The explosive debate that has consumed the city since the arrival of Michael Vick played out on a much smaller and subdued scale Thursday at Lincoln Financial Field and an animal rights event across town.

The local NAACP's planned march outside the Linc to support Vick, the former Pro Bowl quarterback who was convicted in a dogfighting ring, did not materialize, although about a dozen members set up a table with banners supporting him.

Earlier, three women held a sign saying, "Murderers are not role models." In the middle was Clarissa Sherrow, a 25-year season ticket holder who arrived decked out in a Dalmatian rescue T-shirt and carrying a sign that said, "The rescue in your state could use help." Sherrow, of Nottingham, said she wanted to make sure Vick -- who has pledged to fight animal cruelty -- puts his money where his mouth is.
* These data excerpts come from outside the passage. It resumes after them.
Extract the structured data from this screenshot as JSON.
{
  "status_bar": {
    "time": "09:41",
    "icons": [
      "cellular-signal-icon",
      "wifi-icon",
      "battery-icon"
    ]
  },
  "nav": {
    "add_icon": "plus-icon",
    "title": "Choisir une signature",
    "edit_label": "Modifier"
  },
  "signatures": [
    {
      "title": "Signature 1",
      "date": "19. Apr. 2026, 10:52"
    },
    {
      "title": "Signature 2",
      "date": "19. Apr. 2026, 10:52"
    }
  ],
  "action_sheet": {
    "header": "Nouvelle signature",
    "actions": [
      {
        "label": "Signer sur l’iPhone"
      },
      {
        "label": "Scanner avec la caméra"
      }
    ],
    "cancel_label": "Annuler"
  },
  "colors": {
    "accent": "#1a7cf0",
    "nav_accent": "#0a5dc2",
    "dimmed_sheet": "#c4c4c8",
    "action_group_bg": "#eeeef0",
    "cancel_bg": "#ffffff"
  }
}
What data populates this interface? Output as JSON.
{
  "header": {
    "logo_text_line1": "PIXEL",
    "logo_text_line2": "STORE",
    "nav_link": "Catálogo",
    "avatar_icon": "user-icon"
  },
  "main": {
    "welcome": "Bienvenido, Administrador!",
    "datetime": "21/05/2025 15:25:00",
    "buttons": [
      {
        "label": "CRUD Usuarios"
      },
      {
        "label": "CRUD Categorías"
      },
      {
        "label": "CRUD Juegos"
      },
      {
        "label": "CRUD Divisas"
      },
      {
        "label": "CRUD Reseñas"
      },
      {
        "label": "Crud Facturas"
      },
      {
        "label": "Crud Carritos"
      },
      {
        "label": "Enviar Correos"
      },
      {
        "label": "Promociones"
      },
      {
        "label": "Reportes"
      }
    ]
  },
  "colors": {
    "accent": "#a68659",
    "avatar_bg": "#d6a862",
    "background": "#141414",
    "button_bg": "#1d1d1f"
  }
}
"I'm not protesting, I'm a true Eagles fan," said Sherrow. "I hope Michael Vick does what he says and that he's going to give back to the animals."

Several miles away in North Philadelphia, animal welfare advocates held a tailgating party to encourage adoption of pit bulls rescued from local dogfighting rings.

More than a dozen dogs, including two rescued just last weekend, were playing with volunteers during a vegetarian cookout at the Pennsylvania Society for the Prevention of Cruelty to Animals.

Mary Donato, who has three dogs, came to show her support for the agency, where one of her daughters is a vet technician. She said that Vick's 18-month prison term was not long enough, and that he shouldn't be able to play football anymore.

"What kind of role model is he for the children?" asked Donato. "They made a very big mistake."

The opposing view could be found outside the stadium, where people sported Vick jerseys defending the quarterback, saying he had been punished for his crime and deserved a second chance.

Wearing a T-shirt that declared "Forgive Vick/Go Eagles," George Jones and some friends drove from their homes in Portsmouth, Va., near where Vick grew up.

"Soon as we heard he was going here, we got the tickets. He was doing something wrong, but I believe he
paid his debt to society and needs to be forgiven," said Jones.

Vick entered the game on the second play from scrimmage to a rousing ovation from the crowd. He played receiver and quarterback, completing his first three passes against the Jacksonville Jaguars.